My university this year has lost many, many faculty members to an early retirement program offered by the state as a cost-saving mechanism. And while all of the faculty will be missed in their way, some are outright institutions, having taught for upwards of thirty, or even forty years.
I overheard a conversation today in which two colleagues were lamenting the departure of a third. One of the two suddenly chuckled and said that, according to the facilities management staff, the retiring faculty member filled eight industrial-sized recycling bins (55-gallon+) while cleaning out his office.
Eight 55-gallon drums of paper. Not books. Not beloved tchotchkes that in some way reflect one’s interests. Not photos. Just . . . paper–photocopied articles, yes, but also forms, records, and all of the other documentary evidence that’s the daily reality of working in a public university.
My first reaction was, “now that’s a professor.” (I’m an avowed packrat.) But then I started feeling a little choked by paper, and immediately started casting about for things I could safely throw away. It turns out a shockingly large percentage of the articles I’ve carried diligently around in file folders over the past 16 years–some from Virginia to Chicago/Milwaukee to Atlanta to New Britain–are available in .pdf format online. (Hello, Zotero.) I can scan letters that are autogenerated by the graduate school, notifying new admissions that I’m their advisee.
So that’s my resolution for this month: To throw away recycle at least 10 sheets of paper each time I’m in the office.
Things that will help you achieve a less paper-clotted future:
- A scanner.
- A digital camera.
- Your department’s photocopier. Our department got a new one about a year or so ago, and it will scan a pdf of your originals and e-mail it to you just as easily–easier!–than it will spit out collated, stapled copies.
- This post by Boone Gorges.
I’m not saying “be paperless,” but only that we could live with less paper.



3 Responses to What will you throw away today?
Jason B. Jones - August 7, 2009 at 12:25 am
I’m definitely the choir here. My office is a notorious rathole, and I’m comfortable with some of it–for instance, I’ll never get rid of my Pickwick Papers-themed finger bowls.
So I talk a good game about throwing stuff out–we’ll see if my floor is still visible at the end of September.
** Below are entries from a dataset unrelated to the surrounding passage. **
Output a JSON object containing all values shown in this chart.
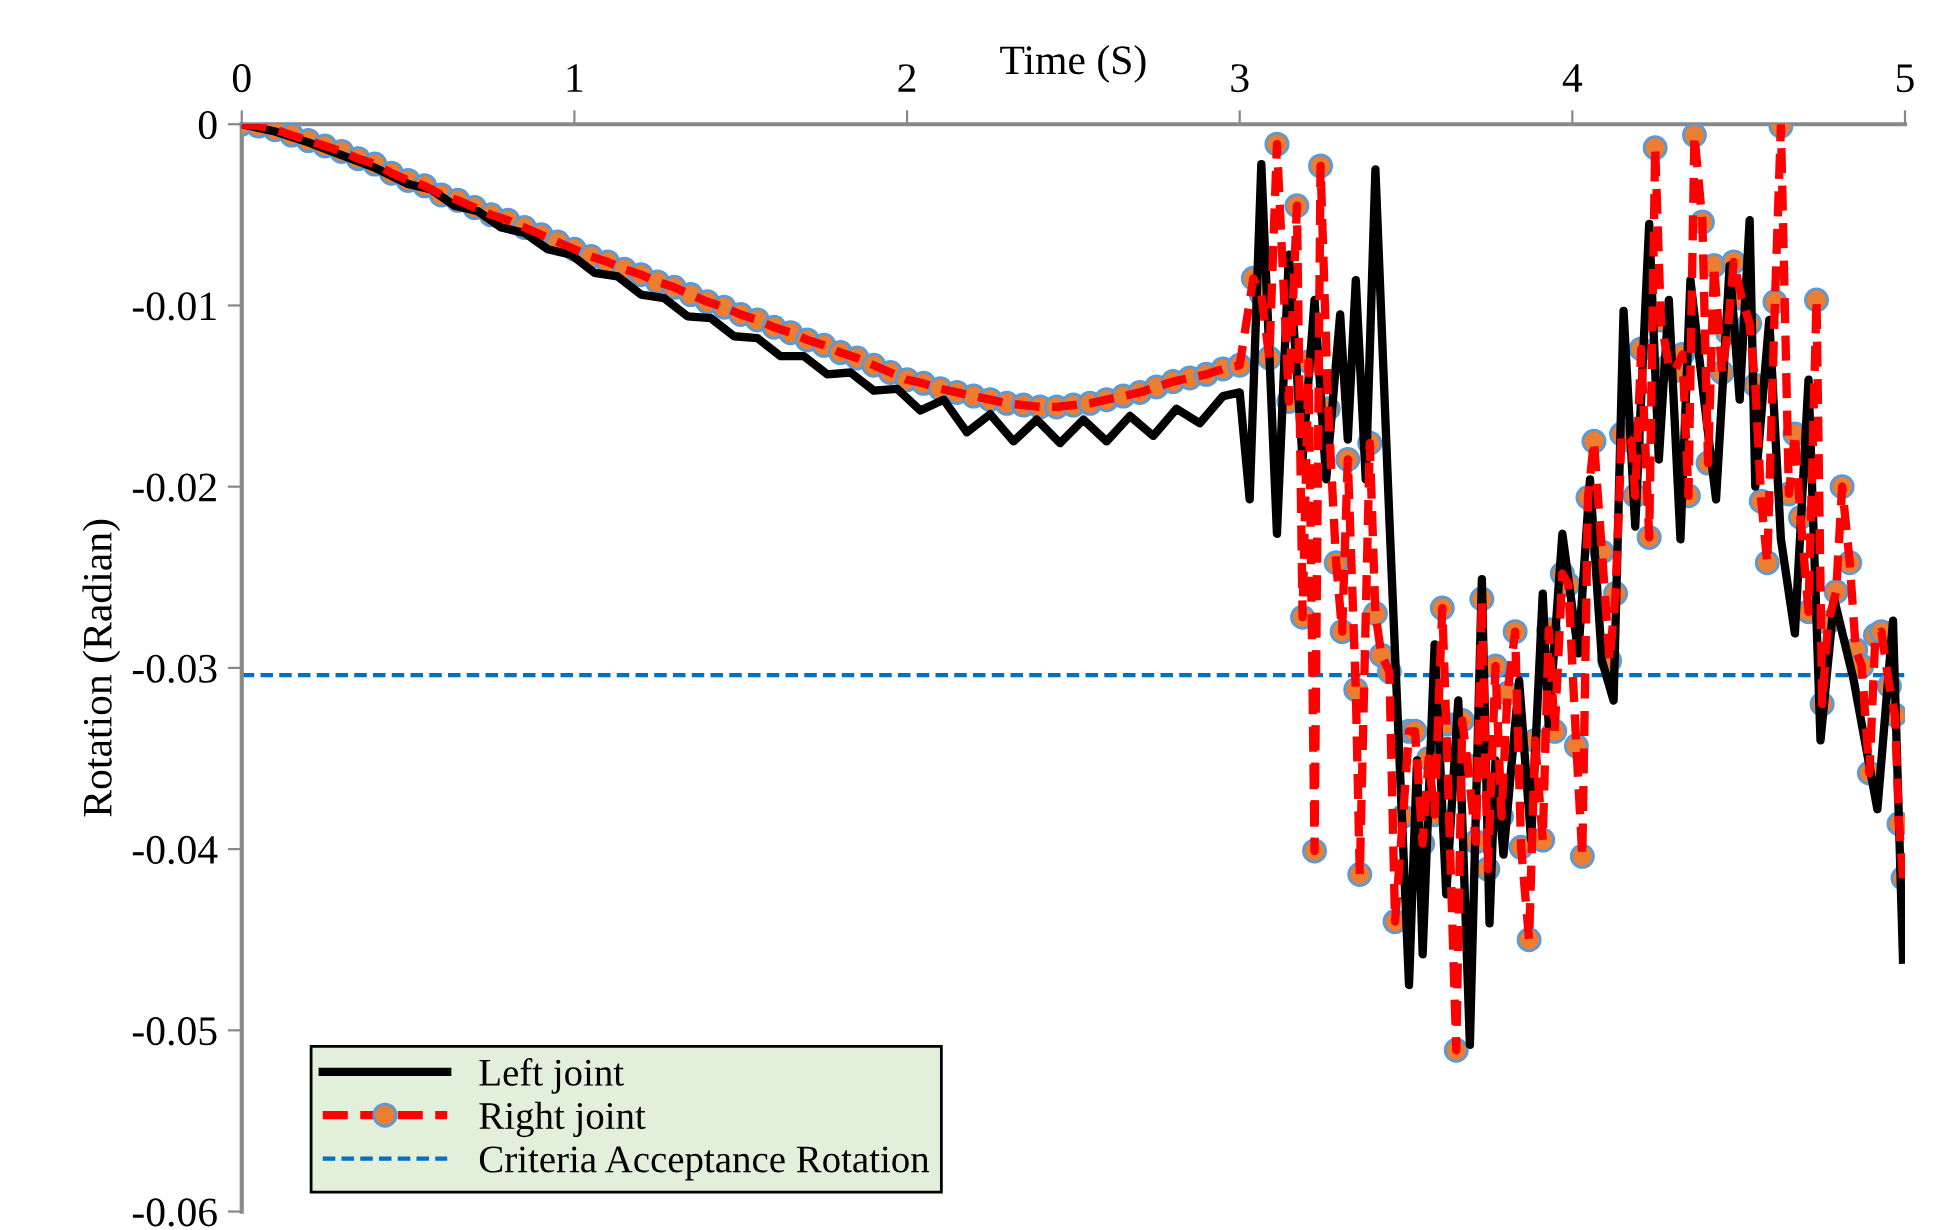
{
  "chart_data": {
    "type": "line",
    "xlabel": "Time (S)",
    "ylabel": "Rotation (Radian)",
    "xlim": [
      0,
      5
    ],
    "xticks": [
      0,
      1,
      2,
      3,
      4,
      5
    ],
    "ylim": [
      -0.06,
      0
    ],
    "yticks": [
      0,
      -0.01,
      -0.02,
      -0.03,
      -0.04,
      -0.05,
      -0.06
    ],
    "grid": false,
    "legend": "bottom left",
    "series": [
      {
        "name": "Left joint",
        "color": "#000000",
        "marker": "none",
        "line_style": "solid",
        "x": [
          0,
          0.1,
          0.2,
          0.3,
          0.4,
          0.5,
          0.57,
          0.64,
          0.71,
          0.78,
          0.85,
          0.92,
          0.99,
          1.06,
          1.13,
          1.2,
          1.27,
          1.34,
          1.41,
          1.48,
          1.55,
          1.62,
          1.69,
          1.76,
          1.83,
          1.9,
          1.97,
          2.04,
          2.11,
          2.18,
          2.25,
          2.32,
          2.39,
          2.46,
          2.53,
          2.6,
          2.67,
          2.74,
          2.81,
          2.88,
          2.95,
          3.0,
          3.03,
          3.065,
          3.112,
          3.148,
          3.189,
          3.225,
          3.26,
          3.302,
          3.325,
          3.349,
          3.379,
          3.408,
          3.45,
          3.509,
          3.533,
          3.55,
          3.586,
          3.621,
          3.657,
          3.692,
          3.728,
          3.751,
          3.769,
          3.793,
          3.84,
          3.876,
          3.911,
          3.929,
          3.97,
          4.018,
          4.053,
          4.089,
          4.124,
          4.154,
          4.189,
          4.231,
          4.26,
          4.29,
          4.325,
          4.355,
          4.396,
          4.432,
          4.473,
          4.503,
          4.533,
          4.55,
          4.592,
          4.627,
          4.669,
          4.71,
          4.746,
          4.787,
          4.846,
          4.917,
          4.964,
          4.994
        ],
        "values": [
          0,
          -0.0004,
          -0.001,
          -0.0017,
          -0.0024,
          -0.0033,
          -0.0036,
          -0.0045,
          -0.0048,
          -0.0057,
          -0.006,
          -0.0069,
          -0.0072,
          -0.0082,
          -0.0084,
          -0.0094,
          -0.0096,
          -0.0106,
          -0.0107,
          -0.0117,
          -0.0118,
          -0.0128,
          -0.0128,
          -0.0138,
          -0.0137,
          -0.0147,
          -0.0146,
          -0.0158,
          -0.0152,
          -0.017,
          -0.016,
          -0.0175,
          -0.0163,
          -0.0176,
          -0.0163,
          -0.0175,
          -0.0161,
          -0.0172,
          -0.0157,
          -0.0165,
          -0.015,
          -0.0148,
          -0.0207,
          -0.0022,
          -0.0226,
          -0.0072,
          -0.0185,
          -0.0097,
          -0.0196,
          -0.0105,
          -0.0174,
          -0.0086,
          -0.0196,
          -0.0025,
          -0.0218,
          -0.0475,
          -0.0351,
          -0.0458,
          -0.0287,
          -0.0425,
          -0.0318,
          -0.0508,
          -0.0251,
          -0.0441,
          -0.0351,
          -0.0403,
          -0.0307,
          -0.0395,
          -0.0259,
          -0.0332,
          -0.0226,
          -0.0292,
          -0.0196,
          -0.0296,
          -0.0318,
          -0.0103,
          -0.0222,
          -0.0055,
          -0.0185,
          -0.0097,
          -0.0229,
          -0.0086,
          -0.0152,
          -0.0207,
          -0.0078,
          -0.0152,
          -0.0053,
          -0.02,
          -0.0108,
          -0.0229,
          -0.0281,
          -0.0141,
          -0.034,
          -0.0262,
          -0.0307,
          -0.0378,
          -0.0274,
          -0.0461
        ]
      },
      {
        "name": "Right joint",
        "color": "#ff0000",
        "marker": "circle",
        "line_style": "dashed",
        "x": [
          0,
          0.05,
          0.1,
          0.15,
          0.2,
          0.25,
          0.3,
          0.35,
          0.4,
          0.45,
          0.5,
          0.55,
          0.6,
          0.65,
          0.7,
          0.75,
          0.8,
          0.85,
          0.9,
          0.95,
          1.0,
          1.05,
          1.1,
          1.15,
          1.2,
          1.25,
          1.3,
          1.35,
          1.4,
          1.45,
          1.5,
          1.55,
          1.6,
          1.65,
          1.7,
          1.75,
          1.8,
          1.85,
          1.9,
          1.95,
          2.0,
          2.05,
          2.1,
          2.15,
          2.2,
          2.25,
          2.3,
          2.35,
          2.4,
          2.45,
          2.5,
          2.55,
          2.6,
          2.65,
          2.7,
          2.75,
          2.8,
          2.85,
          2.9,
          2.95,
          3.0,
          3.041,
          3.065,
          3.089,
          3.112,
          3.148,
          3.172,
          3.189,
          3.207,
          3.225,
          3.243,
          3.266,
          3.29,
          3.308,
          3.325,
          3.349,
          3.361,
          3.391,
          3.408,
          3.426,
          3.45,
          3.467,
          3.491,
          3.509,
          3.527,
          3.55,
          3.568,
          3.586,
          3.609,
          3.621,
          3.651,
          3.669,
          3.686,
          3.71,
          3.728,
          3.746,
          3.769,
          3.787,
          3.805,
          3.828,
          3.846,
          3.87,
          3.888,
          3.911,
          3.929,
          3.947,
          3.97,
          3.988,
          4.012,
          4.03,
          4.047,
          4.065,
          4.089,
          4.112,
          4.13,
          4.148,
          4.178,
          4.189,
          4.207,
          4.231,
          4.249,
          4.266,
          4.29,
          4.308,
          4.331,
          4.349,
          4.367,
          4.391,
          4.408,
          4.426,
          4.45,
          4.467,
          4.485,
          4.509,
          4.533,
          4.55,
          4.568,
          4.586,
          4.609,
          4.627,
          4.651,
          4.669,
          4.686,
          4.71,
          4.734,
          4.751,
          4.769,
          4.793,
          4.811,
          4.834,
          4.852,
          4.87,
          4.893,
          4.911,
          4.929,
          4.953,
          4.97,
          4.982,
          4.994
        ],
        "values": [
          0,
          -0.0001,
          -0.0003,
          -0.0006,
          -0.0009,
          -0.0012,
          -0.0015,
          -0.0019,
          -0.0022,
          -0.0027,
          -0.0031,
          -0.0034,
          -0.0039,
          -0.0042,
          -0.0046,
          -0.005,
          -0.0053,
          -0.0057,
          -0.0061,
          -0.0065,
          -0.0069,
          -0.0073,
          -0.0076,
          -0.008,
          -0.0083,
          -0.0087,
          -0.009,
          -0.0094,
          -0.0098,
          -0.0101,
          -0.0105,
          -0.0108,
          -0.0112,
          -0.0115,
          -0.0119,
          -0.0122,
          -0.0126,
          -0.0129,
          -0.0133,
          -0.0137,
          -0.0141,
          -0.0143,
          -0.0146,
          -0.0148,
          -0.015,
          -0.0152,
          -0.0154,
          -0.0155,
          -0.0156,
          -0.0156,
          -0.0155,
          -0.0154,
          -0.0152,
          -0.015,
          -0.0148,
          -0.0145,
          -0.0142,
          -0.014,
          -0.0138,
          -0.0135,
          -0.0133,
          -0.0085,
          -0.0094,
          -0.0129,
          -0.0011,
          -0.0153,
          -0.0045,
          -0.0272,
          -0.0131,
          -0.0401,
          -0.0023,
          -0.0157,
          -0.0242,
          -0.028,
          -0.0185,
          -0.0312,
          -0.0414,
          -0.0176,
          -0.027,
          -0.0293,
          -0.0302,
          -0.044,
          -0.0382,
          -0.0335,
          -0.0335,
          -0.0397,
          -0.035,
          -0.0381,
          -0.0267,
          -0.0331,
          -0.0511,
          -0.0329,
          -0.0354,
          -0.0396,
          -0.0262,
          -0.0411,
          -0.0299,
          -0.0382,
          -0.0314,
          -0.028,
          -0.0399,
          -0.045,
          -0.034,
          -0.0395,
          -0.0279,
          -0.0335,
          -0.0248,
          -0.0254,
          -0.0343,
          -0.0404,
          -0.0206,
          -0.0175,
          -0.0236,
          -0.0296,
          -0.0259,
          -0.0171,
          -0.0175,
          -0.0205,
          -0.0124,
          -0.0228,
          -0.0013,
          -0.0108,
          -0.0133,
          -0.0136,
          -0.0127,
          -0.0205,
          -0.0006,
          -0.0054,
          -0.0187,
          -0.0078,
          -0.0137,
          -0.0115,
          -0.0076,
          -0.0096,
          -0.011,
          -0.0144,
          -0.0208,
          -0.0242,
          -0.0098,
          -0.0001,
          -0.0204,
          -0.0171,
          -0.0217,
          -0.0269,
          -0.0097,
          -0.032,
          -0.0275,
          -0.0258,
          -0.02,
          -0.0242,
          -0.029,
          -0.0299,
          -0.0358,
          -0.0282,
          -0.028,
          -0.031,
          -0.0326,
          -0.0386,
          -0.0416
        ]
      }
    ],
    "ref_lines": [
      {
        "axis": "y",
        "value": -0.0304,
        "label": "Criteria Acceptance Rotation",
        "color": "#0070c0",
        "line_style": "dashed"
      }
    ]
  }
}
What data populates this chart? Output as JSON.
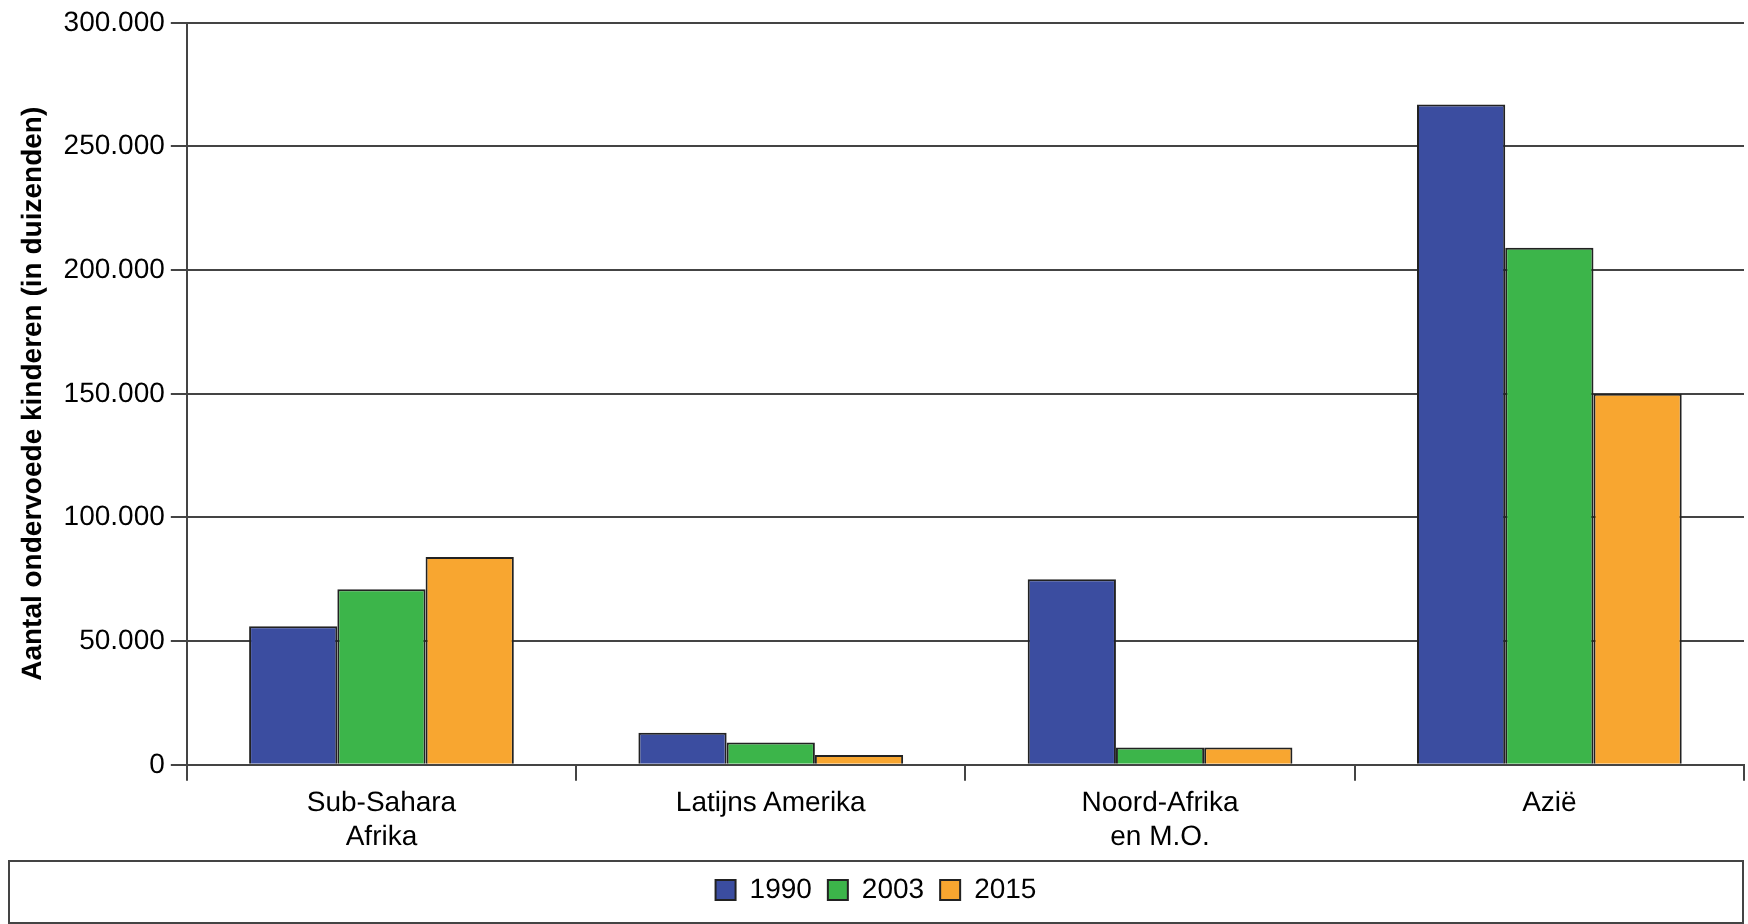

Ethan Watrall - August 6, 2009 at 9:08 pm
My father was an academic (now retired), and he inhabited the same office for about 25 years. He, like many academics, didn’t throw a damn thing away. Papers, exams, student bibliographies, photocopied articles, etc, etc, etc. So much that you had to move stacks of stuff if you even wanted to sit down. My father had an enormous (positive) impact on the kind of academic I’ve become. So, even though I’m a fully “digital” academic, a little office clutter – piles of books, photocopied/printed articles, tchotchkes, etc – always reminds me of my dad, and therefor brings me some comfort.
Ethan Watrall - August 7, 2009 at 9:04 am
I think that an “archaeological” (or, more accurately, an ethnoarchaeological) study of professor’s offices would be fascinating. Our offices aren’t just storage spaces and meeting/work spaces, they are an extension of our academic identity. What sorts of material culture to we privileged, what is the (in situ) context of that material culture – how do we use stuff to construct and signal identity. For instance, among many other things, I’ve got several toy bisons scattered around my office – I use this to signal my connection with the northern plains (where I got my archaeological start). Kinda fits into the whole “whats on your desk” theme.